As any good Italian knows, gravy is red sauce. Not just any red sauce, though, (and heaven help you if you’re even considering something out of a jar,) but the good stuff: fresh, thick, and slow simmered for almost an entire day. However, as most of us don’t have an entire day to babysit the gravy, I’ve adapted my Grandma’s techniques into this easy marinara recipe that you can make on any given weeknight with minimal prep time and effort.

Mince your mushroom extra fine.

 

checking on my onions...

To start, dice up half a vidalia onion and saute it a large sauce pan with extra virgin olive oil. (I like to use at least a 4 qt. pan; this stuff bubbles a lot.) Use enough oil to cover the bottom of the pan. Mince (the finer the better – you want these to almost melt into the sauce,) 3 cloves of garlic and one large white mushroom; add them to your onions.

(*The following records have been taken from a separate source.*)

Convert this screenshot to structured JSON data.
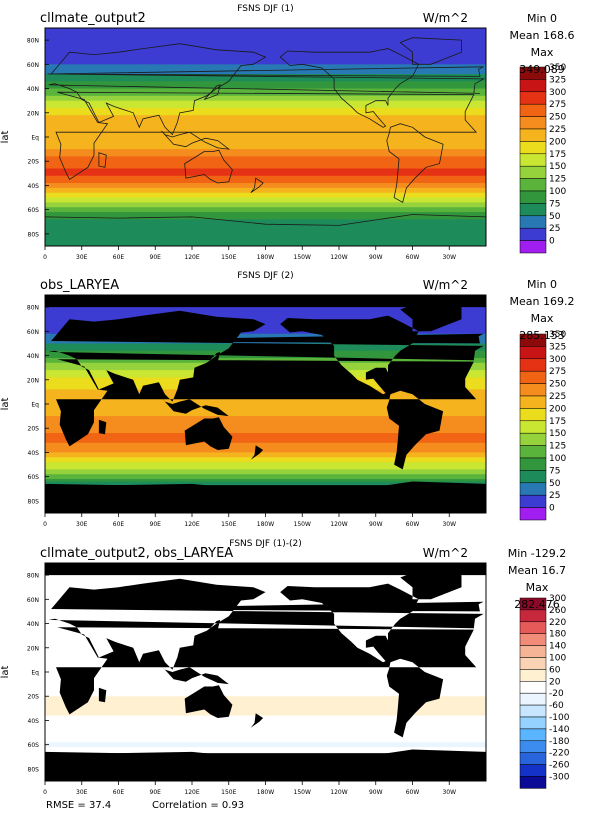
{
  "chart_data": [
    {
      "type": "heatmap",
      "title": "FSNS DJF (1)",
      "subtitle": "cllmate_output2",
      "units": "W/m^2",
      "ylabel": "lat",
      "x_ticks": [
        "0",
        "30E",
        "60E",
        "90E",
        "120E",
        "150E",
        "180W",
        "150W",
        "120W",
        "90W",
        "60W",
        "30W"
      ],
      "y_ticks": [
        "80N",
        "60N",
        "40N",
        "20N",
        "Eq",
        "20S",
        "40S",
        "60S",
        "80S"
      ],
      "stats": {
        "min": "Min 0",
        "mean": "Mean 168.6",
        "max": "Max 349.089"
      },
      "colorbar": {
        "levels": [
          "350",
          "325",
          "300",
          "275",
          "250",
          "225",
          "200",
          "175",
          "150",
          "125",
          "100",
          "75",
          "50",
          "25",
          "0"
        ],
        "colors": [
          "#8c0a0a",
          "#c81414",
          "#e63214",
          "#f06414",
          "#f58c1e",
          "#f5b41e",
          "#ebdc1e",
          "#c8e632",
          "#96d23c",
          "#5ab43c",
          "#32963c",
          "#1e8c5a",
          "#2878b4",
          "#3c3cd2",
          "#a01ef0"
        ]
      },
      "zonal_profile": [
        {
          "lat": 90,
          "value": 0
        },
        {
          "lat": 80,
          "value": 2
        },
        {
          "lat": 70,
          "value": 6
        },
        {
          "lat": 60,
          "value": 22
        },
        {
          "lat": 50,
          "value": 55
        },
        {
          "lat": 40,
          "value": 95
        },
        {
          "lat": 30,
          "value": 150
        },
        {
          "lat": 20,
          "value": 195
        },
        {
          "lat": 10,
          "value": 215
        },
        {
          "lat": 0,
          "value": 210
        },
        {
          "lat": -10,
          "value": 225
        },
        {
          "lat": -20,
          "value": 265
        },
        {
          "lat": -30,
          "value": 280
        },
        {
          "lat": -40,
          "value": 245
        },
        {
          "lat": -50,
          "value": 175
        },
        {
          "lat": -60,
          "value": 110
        },
        {
          "lat": -70,
          "value": 70
        },
        {
          "lat": -80,
          "value": 60
        },
        {
          "lat": -90,
          "value": 55
        }
      ],
      "ocean_only": false
    },
    {
      "type": "heatmap",
      "title": "FSNS DJF (2)",
      "subtitle": "obs_LARYEA",
      "units": "W/m^2",
      "ylabel": "lat",
      "x_ticks": [
        "0",
        "30E",
        "60E",
        "90E",
        "120E",
        "150E",
        "180W",
        "150W",
        "120W",
        "90W",
        "60W",
        "30W"
      ],
      "y_ticks": [
        "80N",
        "60N",
        "40N",
        "20N",
        "Eq",
        "20S",
        "40S",
        "60S",
        "80S"
      ],
      "stats": {
        "min": "Min 0",
        "mean": "Mean 169.2",
        "max": "Max 285.153"
      },
      "colorbar": {
        "levels": [
          "350",
          "325",
          "300",
          "275",
          "250",
          "225",
          "200",
          "175",
          "150",
          "125",
          "100",
          "75",
          "50",
          "25",
          "0"
        ],
        "colors": [
          "#8c0a0a",
          "#c81414",
          "#e63214",
          "#f06414",
          "#f58c1e",
          "#f5b41e",
          "#ebdc1e",
          "#c8e632",
          "#96d23c",
          "#5ab43c",
          "#32963c",
          "#1e8c5a",
          "#2878b4",
          "#3c3cd2",
          "#a01ef0"
        ]
      },
      "zonal_profile": [
        {
          "lat": 80,
          "value": 2
        },
        {
          "lat": 70,
          "value": 8
        },
        {
          "lat": 60,
          "value": 20
        },
        {
          "lat": 50,
          "value": 50
        },
        {
          "lat": 40,
          "value": 90
        },
        {
          "lat": 30,
          "value": 140
        },
        {
          "lat": 20,
          "value": 185
        },
        {
          "lat": 10,
          "value": 205
        },
        {
          "lat": 0,
          "value": 210
        },
        {
          "lat": -10,
          "value": 225
        },
        {
          "lat": -20,
          "value": 245
        },
        {
          "lat": -30,
          "value": 255
        },
        {
          "lat": -40,
          "value": 225
        },
        {
          "lat": -50,
          "value": 165
        },
        {
          "lat": -60,
          "value": 115
        },
        {
          "lat": -66,
          "value": 60
        }
      ],
      "ocean_only": true
    },
    {
      "type": "heatmap",
      "title": "FSNS DJF (1)-(2)",
      "subtitle": "cllmate_output2, obs_LARYEA",
      "units": "W/m^2",
      "ylabel": "lat",
      "x_ticks": [
        "0",
        "30E",
        "60E",
        "90E",
        "120E",
        "150E",
        "180W",
        "150W",
        "120W",
        "90W",
        "60W",
        "30W"
      ],
      "y_ticks": [
        "80N",
        "60N",
        "40N",
        "20N",
        "Eq",
        "20S",
        "40S",
        "60S",
        "80S"
      ],
      "stats": {
        "min": "Min -129.2",
        "mean": "Mean 16.7",
        "max": "Max 282.476"
      },
      "colorbar": {
        "levels": [
          "300",
          "260",
          "220",
          "180",
          "140",
          "100",
          "60",
          "20",
          "-20",
          "-60",
          "-100",
          "-140",
          "-180",
          "-220",
          "-260",
          "-300"
        ],
        "colors": [
          "#8c0a28",
          "#c8283c",
          "#e65a5a",
          "#f08c78",
          "#f5b496",
          "#fad2b4",
          "#fff0d2",
          "#ffffff",
          "#ebf5ff",
          "#c8e6ff",
          "#96d2ff",
          "#5ab4ff",
          "#3c8cf0",
          "#2864dc",
          "#1432c8",
          "#0a0a96"
        ]
      },
      "zonal_profile": [
        {
          "lat": 80,
          "value": 0
        },
        {
          "lat": 60,
          "value": 5
        },
        {
          "lat": 40,
          "value": 10
        },
        {
          "lat": 20,
          "value": 15
        },
        {
          "lat": 0,
          "value": 5
        },
        {
          "lat": -20,
          "value": 20
        },
        {
          "lat": -30,
          "value": 25
        },
        {
          "lat": -50,
          "value": 10
        },
        {
          "lat": -60,
          "value": -25
        },
        {
          "lat": -66,
          "value": -5
        }
      ],
      "ocean_only": true
    }
  ],
  "footer": {
    "rmse": "RMSE = 37.4",
    "correlation": "Correlation = 0.93"
  }
}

Cook the mixture on medium low heat until the onions are clear (don’t brown them.) Add more olive oil if necessary as you go – you always want the onions to have enough.

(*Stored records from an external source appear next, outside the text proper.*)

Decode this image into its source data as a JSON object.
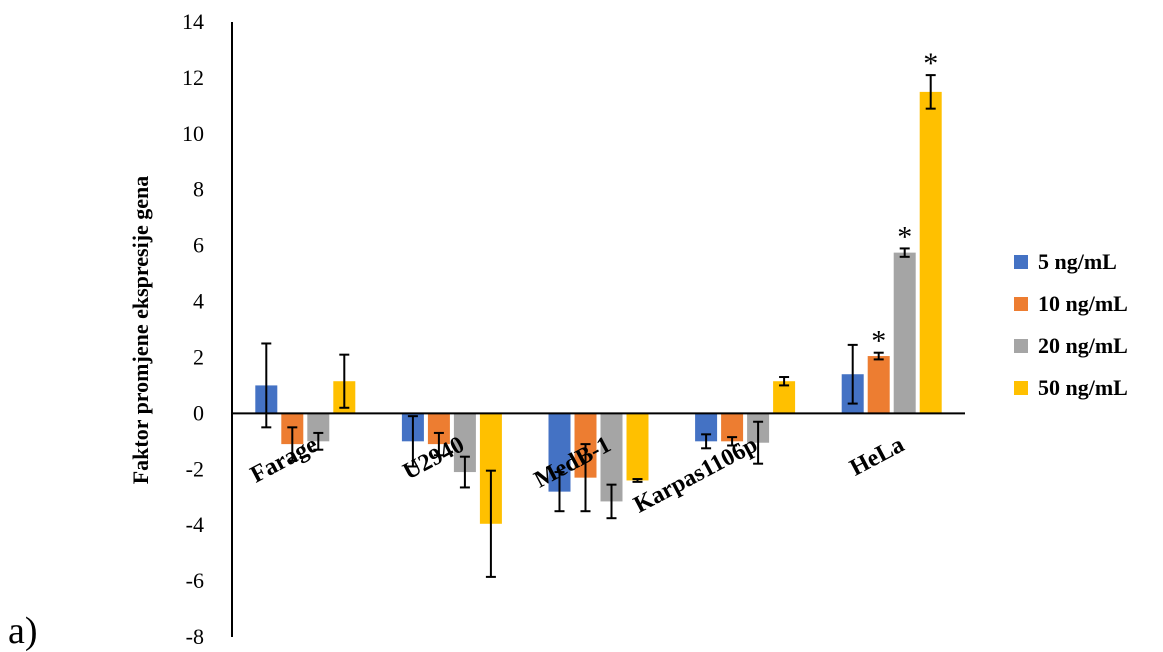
{
  "panel_label": "a)",
  "chart_data": {
    "type": "bar",
    "title": "",
    "xlabel": "",
    "ylabel": "Faktor promjene ekspresije gena",
    "ylim": [
      -8,
      14
    ],
    "yticks": [
      14,
      12,
      10,
      8,
      6,
      4,
      2,
      0,
      -2,
      -4,
      -6,
      -8
    ],
    "grid": false,
    "legend_position": "right",
    "categories": [
      "Farage",
      "U2940",
      "MedB-1",
      "Karpas1106p",
      "HeLa"
    ],
    "series": [
      {
        "name": "5 ng/mL",
        "color": "#4472C4",
        "values": [
          1.0,
          -1.0,
          -2.8,
          -1.0,
          1.4
        ],
        "errors": [
          1.5,
          0.9,
          0.7,
          0.25,
          1.05
        ],
        "significant": [
          false,
          false,
          false,
          false,
          false
        ]
      },
      {
        "name": "10 ng/mL",
        "color": "#ED7D31",
        "values": [
          -1.1,
          -1.1,
          -2.3,
          -1.0,
          2.05
        ],
        "errors": [
          0.6,
          0.4,
          1.2,
          0.15,
          0.12
        ],
        "significant": [
          false,
          false,
          false,
          false,
          true
        ]
      },
      {
        "name": "20 ng/mL",
        "color": "#A5A5A5",
        "values": [
          -1.0,
          -2.1,
          -3.15,
          -1.05,
          5.75
        ],
        "errors": [
          0.3,
          0.55,
          0.6,
          0.75,
          0.15
        ],
        "significant": [
          false,
          false,
          false,
          false,
          true
        ]
      },
      {
        "name": "50 ng/mL",
        "color": "#FFC000",
        "values": [
          1.15,
          -3.95,
          -2.4,
          1.15,
          11.5
        ],
        "errors": [
          0.95,
          1.9,
          0.05,
          0.15,
          0.6
        ],
        "significant": [
          false,
          false,
          false,
          false,
          true
        ]
      }
    ],
    "significance_marker": "*"
  }
}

Next, add two 6 oz. cans of tomato paste. Stir until the mixture is blended well. Add two 28 ounce cans of crushed tomatoes. (I liked Muir Glen Organic because they offer both a Fire Roasted and a plain tomato and basil variety. I like to use a can of each to add a little bit more depth to my sauce, especially when I’m not cooking it all weekend.) Add salt, pepper, and oregano to taste. Stir and simmer for about 5 – 7 minutes.

Stirring the sauce...

Once the sauce has just begun thickening up a tad, take one of your empty cans of crushed tomatoes; fill it half way with water, and the other half with whatever sort of tasty red wine you have lying around the kitchen. (I happened to have a Concannon Petite Syrah open – it was delicious and worked really well with the flavors of the fire roasted tomatoes. Whatever works though, as long as you follow one rule of thumb: if you wouldn’t drink it alone, don’t cook with it.) Stir and cover, letting your sauce simmer on a medium heat.

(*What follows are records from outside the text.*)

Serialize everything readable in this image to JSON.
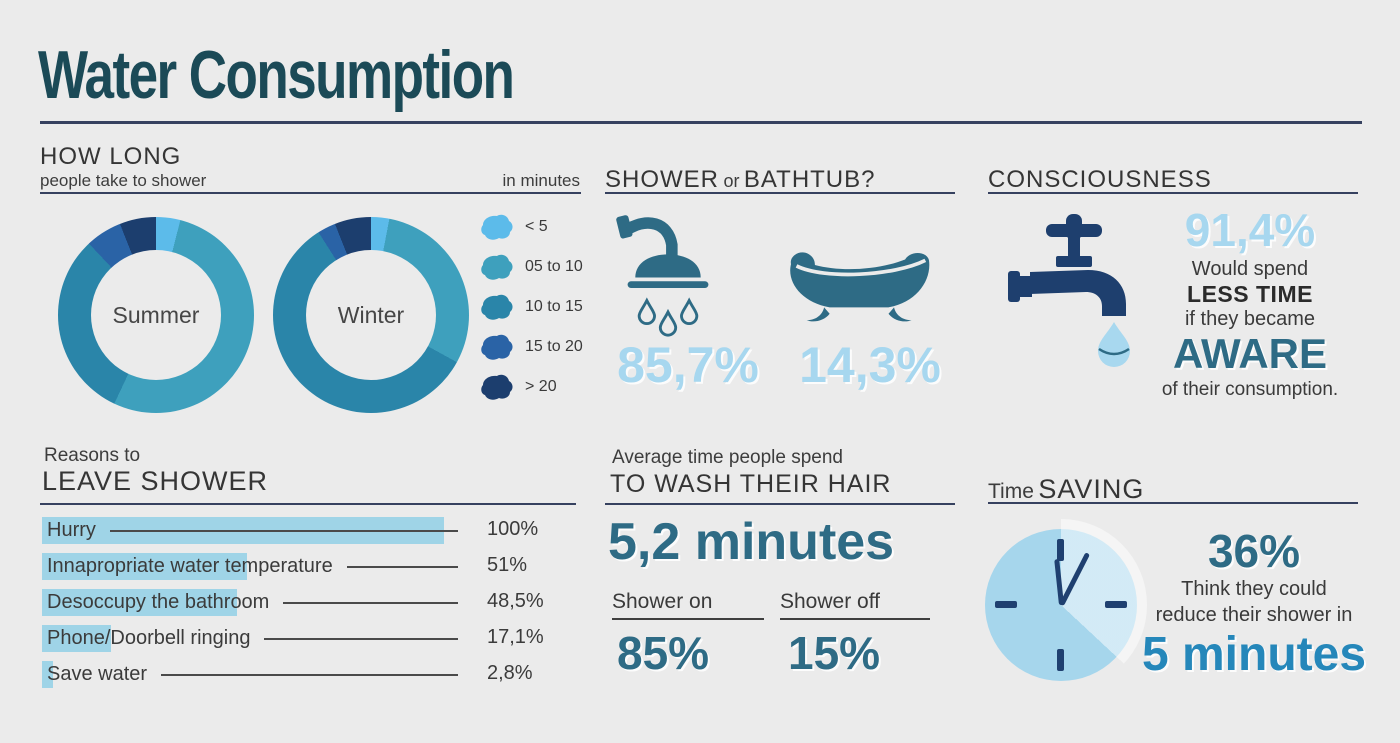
{
  "title": "Water Consumption",
  "colors": {
    "background": "#ebebeb",
    "title": "#1b4a57",
    "rule": "#36415f",
    "stat_light_blue": "#a7d7ef",
    "stat_teal": "#2e6b85",
    "stat_bright_blue": "#2587ba",
    "bar_fill": "#9fd4e7",
    "icon_teal": "#2e6b85",
    "icon_navy": "#1e3f6e",
    "drop_light_blue": "#a8d8ef",
    "clock_face": "#a6d6ec"
  },
  "how_long": {
    "title": "HOW LONG",
    "subtitle": "people take to shower",
    "unit_label": "in minutes",
    "legend": [
      {
        "label": "< 5",
        "color": "#5cbbea"
      },
      {
        "label": "05 to 10",
        "color": "#3ea0bd"
      },
      {
        "label": "10 to 15",
        "color": "#2a85a9"
      },
      {
        "label": "15 to 20",
        "color": "#2a63a6"
      },
      {
        "label": "> 20",
        "color": "#1c3e6e"
      }
    ],
    "donuts": [
      {
        "label": "Summer"
      },
      {
        "label": "Winter"
      }
    ]
  },
  "shower_or_bathtub": {
    "title_parts": [
      "SHOWER",
      "or",
      "BATHTUB?"
    ],
    "shower_value": "85,7%",
    "bathtub_value": "14,3%"
  },
  "consciousness": {
    "title": "CONSCIOUSNESS",
    "stat": "91,4%",
    "line1": "Would spend",
    "line2": "LESS TIME",
    "line3": "if they became",
    "line4": "AWARE",
    "line5": "of their consumption."
  },
  "leave_shower": {
    "title_small": "Reasons to",
    "title": "LEAVE SHOWER",
    "rows": [
      {
        "label": "Hurry",
        "value_label": "100%",
        "pct": 100
      },
      {
        "label": "Innapropriate water temperature",
        "value_label": "51%",
        "pct": 51
      },
      {
        "label": "Desoccupy the bathroom",
        "value_label": "48,5%",
        "pct": 48.5
      },
      {
        "label": "Phone/Doorbell ringing",
        "value_label": "17,1%",
        "pct": 17.1
      },
      {
        "label": "Save water",
        "value_label": "2,8%",
        "pct": 2.8
      }
    ]
  },
  "wash_hair": {
    "title_small": "Average time people spend",
    "title": "TO WASH THEIR HAIR",
    "stat": "5,2 minutes",
    "columns": [
      {
        "label": "Shower on",
        "value": "85%"
      },
      {
        "label": "Shower off",
        "value": "15%"
      }
    ]
  },
  "time_saving": {
    "title_small": "Time",
    "title": "SAVING",
    "stat": "36%",
    "line1": "Think they could",
    "line2": "reduce their shower in",
    "stat2": "5 minutes"
  },
  "chart_data": [
    {
      "type": "pie",
      "subtype": "donut",
      "title": "How long people take to shower — Summer (in minutes)",
      "center_label": "Summer",
      "categories": [
        "< 5",
        "05 to 10",
        "10 to 15",
        "15 to 20",
        "> 20"
      ],
      "values": [
        4,
        53,
        31,
        6,
        6
      ],
      "colors": [
        "#5cbbea",
        "#3ea0bd",
        "#2a85a9",
        "#2a63a6",
        "#1c3e6e"
      ],
      "legend_position": "right"
    },
    {
      "type": "pie",
      "subtype": "donut",
      "title": "How long people take to shower — Winter (in minutes)",
      "center_label": "Winter",
      "categories": [
        "< 5",
        "05 to 10",
        "10 to 15",
        "15 to 20",
        "> 20"
      ],
      "values": [
        3,
        30,
        58,
        3,
        6
      ],
      "colors": [
        "#5cbbea",
        "#3ea0bd",
        "#2a85a9",
        "#2a63a6",
        "#1c3e6e"
      ],
      "legend_position": "right"
    },
    {
      "type": "bar",
      "orientation": "horizontal",
      "title": "Reasons to leave shower",
      "categories": [
        "Hurry",
        "Innapropriate water temperature",
        "Desoccupy the bathroom",
        "Phone/Doorbell ringing",
        "Save water"
      ],
      "values": [
        100,
        51,
        48.5,
        17.1,
        2.8
      ],
      "unit": "%",
      "xlim": [
        0,
        100
      ]
    }
  ]
}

Now comes the easy part: walk away.

Letting some steam off...

You can happily leave your sauce to its own devices for the next half hour. After 30 minutes, slide the lid to the side to allow some of the extra water trapped in the sauce to steam off. I recommend leaving it to simmer semi-covered for an additional 15 minutes, although it only gets better the longer you leave it on the stove. After about an hour of simmering time, you’ll have a perfectly thickened, multi dimensional marinara sauce that tastes just like Grandma used to make.

While the sauce is great on fresh pasta or with meatballs, it also works well as a pizza sauce, over chicken/eggplant/veal parmesan, in lasagna, or where ever else you would use a tomato sauce. I especially love to make large batches of this sauce as a time saving measure on weekends. If you pour the sauce into a jar and seal it when the sauce is still fresh off the stove hot, the jar will effectively vacuum itself closed and stay fresh. It also holds up well to freezing, in the event that you don’t have spare jars lying around the house.

Chef’s note: I tend to judge the quality of a dish by how badly I burn myself during the course of making it, as my general lack of hand-eye coordination makes not burning myself virtually impossible. So, if my thumb is any indication, this is a RIDICULOUSLY good sauce, but please be careful of the bubbling and splashing potential when you stir or pour your sauce. It is HOT.

My final product: spaghetti and meatballs with fresh homemade sauce!